Writing, Music, and Three More Essentials That Have Helped With Reverse Culture Shock

Mt. Cook with Hooker Lake in the foreground, May 2017.

During my previous blog post, I talked about experiencing reverse culture shock, even in the minute details.

I still have flashbacks to driving on the left side of the road and was startled yesterday when the van in which I was riding crossed lanes to turn left. I drove on the left side of the road for 16 months and should have expected difficulty in driving on the right side again, but I felt that after four months of being in the U.S., I should have been used to it by now.

But what makes reverse culture shock such…a shock…is that it’s not expected

The need to adjust to the culture in which I grew up was not expected. The confusion in grocery stores was not expected. The anxiety over someone moving his or her leg up and down and shaking the floor like an earthquake was not expected.

There’s no five-step plan for going through reverse culture shock.

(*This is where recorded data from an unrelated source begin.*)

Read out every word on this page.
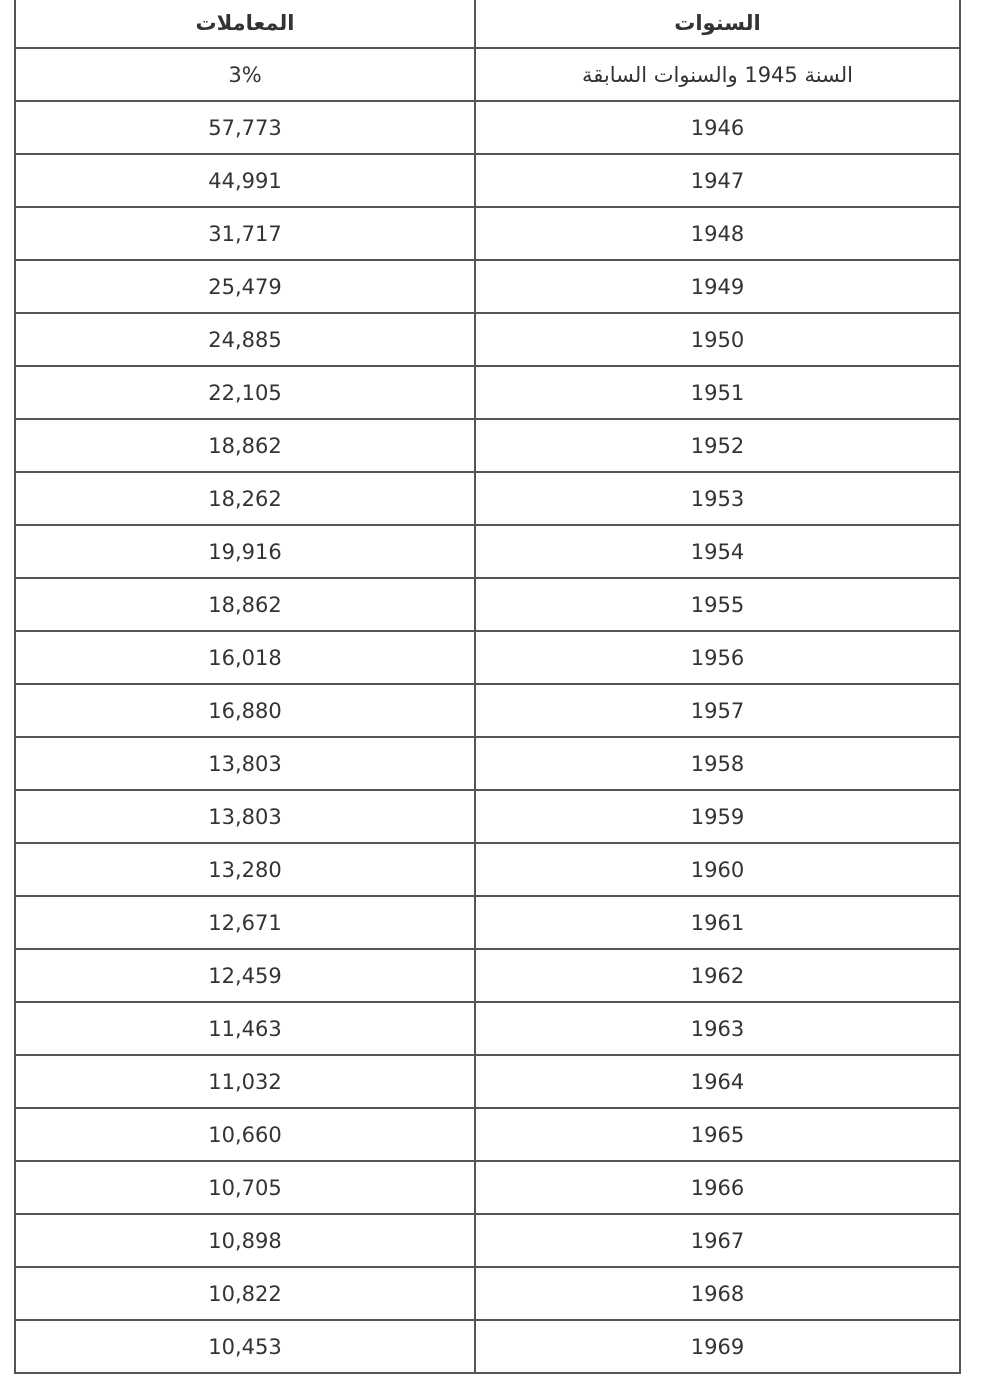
المعاملات	السنوات
3%	السنة 1945 والسنوات السابقة
57,773	1946
44,991	1947
31,717	1948
25,479	1949
24,885	1950
22,105	1951
18,862	1952
18,262	1953
19,916	1954
18,862	1955
16,018	1956
16,880	1957
13,803	1958
13,803	1959
13,280	1960
12,671	1961
12,459	1962
11,463	1963
11,032	1964
10,660	1965
10,705	1966
10,898	1967
10,822	1968
10,453	1969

But here are five things that have helped me:

  1. Consistent and honest journal writing. I returned home with ten journals filled with accounts of my travels. And then, all of a sudden, I stopped writing down what happened every day. Part of me thought I didn’t need to because I was back in the familiar. But after a while, I became anxious because I was trying to process a lot of information without writing anything down. Once I began journaling again, having honest conversations in writing about what was happening, I felt better.
  2. Listening to music. Often, when I feel tense, it means I haven’t listened to music in a long time (which usually is an hour or two). It’s been strange: there have been times when I forget about listening to music. But when I remember, I turn up Coldplay or shuffle my 173 hours worth of music on my laptop, and the tension starts fading. Listening to artists I heard overseas, such as Skipinnish (from Oban, Scotland) or nomad (from Christchurch, New Zealand), helps as well.
  3. Finding community. When I was teaching, I found instant community at the schools with students and staff. While traveling, I made instant friends in hostels, on the farms on which I worked, and in the communities where I lived. Seeking community long-term requires more than instantaneous connections. Finding my place here takes time and work…but it will be some of the most rewarding work I’ll ever undertake.
  4. Sorting through my pictures. I brought back over 27,000 photos from my 16 months of travel and need to attach keywords to them while I still remember where I took them and what was happening. This winter, I’ve missed Mt. Cook. I’m reminded of the way it smelled, its climate, Kiwi food, the snow, the mist. Looking at the pictures of Mt. Cook helps me process my trip and remember.
  5. Remembering daily routines and activities enjoyed while traveling, and continuing to enjoy them. Hiking, writing, photography, working outdoors, doing satisfying work, and going out to dinner were part of my daily and weekly routines. When I stopped participating in them upon returning home, I was thrown off balance. For example, my knees and ankles started aching because I wasn’t hiking every two or three days like I had while traveling. I started walking up and down the driveway to the farm, an automatic one mile, and that helped.

I understand now why I met so many long-time travelers: it’s hard to stay in one place. We’re made to move around, to experience new things. History is filled with people doing this. And now, I am re-acclimating, and frustration comes because I didn’t expect the necessity of growing accustomed to my own hometown again.

The reverse culture shocks have been fading (although I still never know when one will crop up), and using these five strategies have helped me work with the surprises and settle back in to Indiana.